A Leeds MP has said more still needs to be done to protect leaseholders from the “nightmare” of unsafe cladding, on the eve of the fourth anniversary of the Grenfell Tower disaster.
Leeds Central MP Hilary Benn (Lab) says that despite moves from the Government earlier this year to protect the leaseholders of flats, thousands are still faced with the crippling costs of replacing potentially flammable cladding on the sides of their homes.
He added, however, that a growing number of MPs from Prime Minister Boris Johnson’s own party were beginning to side with campaigners calling for the Government to force developers to foot the bill when it comes to making their constructions safe.
Mr Benn said: “Four years on from Grenfell – a terrible tragedy – there are thousands of people in Leeds and Yorkshire living in buildings with dangerous cladding.
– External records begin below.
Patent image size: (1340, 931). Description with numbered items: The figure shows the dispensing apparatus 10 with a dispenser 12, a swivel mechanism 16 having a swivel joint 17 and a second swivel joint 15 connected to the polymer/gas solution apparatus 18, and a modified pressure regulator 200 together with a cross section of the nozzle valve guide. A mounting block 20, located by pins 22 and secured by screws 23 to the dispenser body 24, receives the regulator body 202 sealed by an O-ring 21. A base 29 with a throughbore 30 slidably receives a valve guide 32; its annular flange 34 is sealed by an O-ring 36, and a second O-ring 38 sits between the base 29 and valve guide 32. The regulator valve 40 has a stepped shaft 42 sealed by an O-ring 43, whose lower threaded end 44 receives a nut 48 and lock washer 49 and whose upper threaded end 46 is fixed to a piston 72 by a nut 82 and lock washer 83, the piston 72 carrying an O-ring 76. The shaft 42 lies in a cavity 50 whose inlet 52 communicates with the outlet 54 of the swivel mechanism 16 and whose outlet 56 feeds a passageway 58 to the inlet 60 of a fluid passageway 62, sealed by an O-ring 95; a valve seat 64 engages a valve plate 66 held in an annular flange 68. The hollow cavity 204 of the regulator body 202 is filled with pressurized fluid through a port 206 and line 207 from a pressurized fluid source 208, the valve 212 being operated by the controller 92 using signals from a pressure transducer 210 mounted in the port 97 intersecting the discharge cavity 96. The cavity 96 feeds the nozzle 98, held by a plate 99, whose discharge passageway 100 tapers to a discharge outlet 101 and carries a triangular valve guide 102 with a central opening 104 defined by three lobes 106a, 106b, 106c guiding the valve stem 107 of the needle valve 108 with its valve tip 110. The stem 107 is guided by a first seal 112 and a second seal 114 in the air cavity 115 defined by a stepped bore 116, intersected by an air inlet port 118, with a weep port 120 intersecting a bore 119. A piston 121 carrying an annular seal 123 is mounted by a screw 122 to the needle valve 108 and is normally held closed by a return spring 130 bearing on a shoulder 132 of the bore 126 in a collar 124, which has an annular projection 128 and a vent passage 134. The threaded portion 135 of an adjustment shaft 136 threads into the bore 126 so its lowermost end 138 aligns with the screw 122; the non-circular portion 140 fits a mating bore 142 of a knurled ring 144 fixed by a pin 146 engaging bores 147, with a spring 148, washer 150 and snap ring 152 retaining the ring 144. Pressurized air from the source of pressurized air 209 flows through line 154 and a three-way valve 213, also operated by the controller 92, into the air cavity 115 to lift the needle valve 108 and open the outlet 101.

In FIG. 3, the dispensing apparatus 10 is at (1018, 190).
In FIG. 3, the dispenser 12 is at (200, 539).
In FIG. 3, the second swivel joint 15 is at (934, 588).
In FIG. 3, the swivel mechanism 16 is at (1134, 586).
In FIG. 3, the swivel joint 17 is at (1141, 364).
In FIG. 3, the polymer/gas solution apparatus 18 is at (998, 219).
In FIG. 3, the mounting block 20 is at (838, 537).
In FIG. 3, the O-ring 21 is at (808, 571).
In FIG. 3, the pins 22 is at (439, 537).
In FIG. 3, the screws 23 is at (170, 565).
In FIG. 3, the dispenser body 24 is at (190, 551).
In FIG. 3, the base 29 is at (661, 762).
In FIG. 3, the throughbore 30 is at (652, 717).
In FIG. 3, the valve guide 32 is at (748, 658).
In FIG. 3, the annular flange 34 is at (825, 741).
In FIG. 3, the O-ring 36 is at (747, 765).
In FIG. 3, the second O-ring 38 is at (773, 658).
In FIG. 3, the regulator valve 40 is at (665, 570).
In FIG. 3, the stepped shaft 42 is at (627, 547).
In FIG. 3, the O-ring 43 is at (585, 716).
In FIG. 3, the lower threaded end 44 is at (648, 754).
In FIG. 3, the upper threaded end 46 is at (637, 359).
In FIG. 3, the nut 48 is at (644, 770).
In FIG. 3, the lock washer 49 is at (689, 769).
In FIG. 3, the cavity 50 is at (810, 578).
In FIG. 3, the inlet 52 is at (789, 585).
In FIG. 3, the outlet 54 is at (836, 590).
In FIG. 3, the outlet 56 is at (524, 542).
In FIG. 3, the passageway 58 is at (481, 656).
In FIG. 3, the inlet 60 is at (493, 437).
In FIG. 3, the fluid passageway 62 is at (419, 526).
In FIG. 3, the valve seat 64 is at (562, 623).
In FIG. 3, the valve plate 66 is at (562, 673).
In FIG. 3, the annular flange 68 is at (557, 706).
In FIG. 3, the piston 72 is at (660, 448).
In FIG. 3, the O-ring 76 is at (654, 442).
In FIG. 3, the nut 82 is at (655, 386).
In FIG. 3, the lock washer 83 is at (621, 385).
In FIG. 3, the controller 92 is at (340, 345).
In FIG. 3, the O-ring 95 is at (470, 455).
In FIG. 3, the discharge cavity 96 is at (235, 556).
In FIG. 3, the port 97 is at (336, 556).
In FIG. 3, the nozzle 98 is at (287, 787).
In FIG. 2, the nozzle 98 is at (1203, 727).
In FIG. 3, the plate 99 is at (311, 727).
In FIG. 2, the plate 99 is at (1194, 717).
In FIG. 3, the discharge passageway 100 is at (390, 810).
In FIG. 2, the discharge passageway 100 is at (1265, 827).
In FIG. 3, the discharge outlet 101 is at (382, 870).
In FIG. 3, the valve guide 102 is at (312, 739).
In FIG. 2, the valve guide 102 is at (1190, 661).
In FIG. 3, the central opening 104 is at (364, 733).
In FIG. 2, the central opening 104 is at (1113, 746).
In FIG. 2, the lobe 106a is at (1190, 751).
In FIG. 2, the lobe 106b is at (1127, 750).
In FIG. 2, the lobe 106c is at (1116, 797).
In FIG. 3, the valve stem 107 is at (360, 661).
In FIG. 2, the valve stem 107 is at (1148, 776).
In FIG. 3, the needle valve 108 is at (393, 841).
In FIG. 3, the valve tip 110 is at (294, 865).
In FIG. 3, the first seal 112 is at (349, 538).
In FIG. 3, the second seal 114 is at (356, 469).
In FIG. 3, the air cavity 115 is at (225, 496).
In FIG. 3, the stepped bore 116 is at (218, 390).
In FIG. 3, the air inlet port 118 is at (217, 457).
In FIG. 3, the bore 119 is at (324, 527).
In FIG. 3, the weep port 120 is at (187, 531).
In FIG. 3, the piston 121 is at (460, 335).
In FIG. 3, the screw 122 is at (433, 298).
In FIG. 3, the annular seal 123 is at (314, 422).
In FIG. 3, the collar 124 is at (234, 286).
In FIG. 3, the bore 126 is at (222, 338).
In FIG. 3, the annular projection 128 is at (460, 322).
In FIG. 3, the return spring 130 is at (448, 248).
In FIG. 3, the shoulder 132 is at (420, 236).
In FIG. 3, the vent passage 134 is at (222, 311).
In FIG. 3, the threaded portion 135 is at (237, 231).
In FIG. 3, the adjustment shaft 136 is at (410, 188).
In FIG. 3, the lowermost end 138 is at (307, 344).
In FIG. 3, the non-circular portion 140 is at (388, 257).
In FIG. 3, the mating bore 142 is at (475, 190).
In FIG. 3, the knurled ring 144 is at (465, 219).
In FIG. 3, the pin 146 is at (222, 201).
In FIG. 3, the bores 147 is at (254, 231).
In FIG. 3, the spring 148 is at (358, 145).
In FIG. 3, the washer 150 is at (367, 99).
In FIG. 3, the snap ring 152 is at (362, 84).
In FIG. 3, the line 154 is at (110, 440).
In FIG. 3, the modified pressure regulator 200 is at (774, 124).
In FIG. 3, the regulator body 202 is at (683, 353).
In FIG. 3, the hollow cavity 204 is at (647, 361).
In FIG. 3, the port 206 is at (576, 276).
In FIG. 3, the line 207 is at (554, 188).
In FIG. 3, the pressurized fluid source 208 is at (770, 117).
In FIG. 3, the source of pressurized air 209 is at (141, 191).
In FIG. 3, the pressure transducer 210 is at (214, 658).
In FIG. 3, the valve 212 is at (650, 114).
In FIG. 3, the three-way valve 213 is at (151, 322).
“They are paying for waking watches, some of them are getting demands for payment. Their flats are worthless, they haven’t got the money and they are in no way responsible for the situation.”
In the case of most flats, the owner buys a lease on their individual home for a certain number of years. The building itself – known as the freehold – is often owned by a landlord or management company, which can collect fees from leaseholders for maintenance and upkeep of the building.
Since Mr Benn and campaigners called for more help back in January, housing secretary Robert Jenrick said the Government would fully fund the leaseholder costs of replacing unsafe cladding in residential buildings in England that are taller than 18 metres – around six storeys.
In a statement in February, Mr Jenrick added that leaseholders in lower-rise buildings would be offered long-term, low interest, government-backed loans to replace cladding.
But Mr Benn said he believes the Government has not gone far enough, adding: “The Government has helped fix half of the problem. You can’t make a building half safe.
“Leaseholders shouldn’t have to pay anything, but another problem is that loads of these buildings, when they have taken off the outside and started to peer inside, they have discovered other problems, like missing fire breaks, flammable insulation and wooden balconies.
“Who is going to pay to fix all of those things? Leaseholders still don’t have the money. Their flats are worthless, they can’t borrow against them.
“It is shocking that four years after Grenfell, so many innocent leaseholders are still in this position.
“The Government should come forward and put money up to fix all of these problems and then seek to recover the costs from the freeholders, developers and the building industry in general.
“There are some buildings where they are getting on with replacing the cladding – in some cases developers have accepted responsibility or insurers are paying up.
“But there are still a lot of people in a terrible hole not of their own making.”
Mr Benn said developers building high rise residential blocks without proper fire safety breaks would usually be open to legal action, but this often is too difficult for leaseholders to pursue.
He said: “The problem is, are they still around to be sued? Leaseholders don’t have the money to sue anybody and it takes years – people don’t have years. They are paid extra costs.”
It is believed amendments are set to be proposed for the upcoming Building Safety Bill, in order to set in law the principle that leaseholders should not have to pay for replacement cladding.
Mr Benn claimed a growing number of MPs from all parties were beginning to side with leaseholders on the issue.
“There is a growing number of Conservative MPs who are supporting the campaign,” he said. “The Government is under pressure, but we haven’t yet got a majority to say leaseholders aren’t going to pay.”
Back in February, the Housing Secretary also announced plans to introduce a developer levy, which would apply when developers seek permission to develop certain high-rise buildings in England.
He also announced a new tax to be introduced to raise at least £2bn over a decade to help pay for cladding remediation costs.
Mr Jenrick said: “The tax will ensure that the largest property developers make a fair contribution to the remediation programme, reflecting the benefit they will derive from restoring confidence to the UK housing market. The Government will consult on the policy design in due course.
“The Government will protect future generations from similar mistakes by bringing forward legislation this year to tighten the regulation of building safety and to review the construction products regime to prevent malpractice arising again.”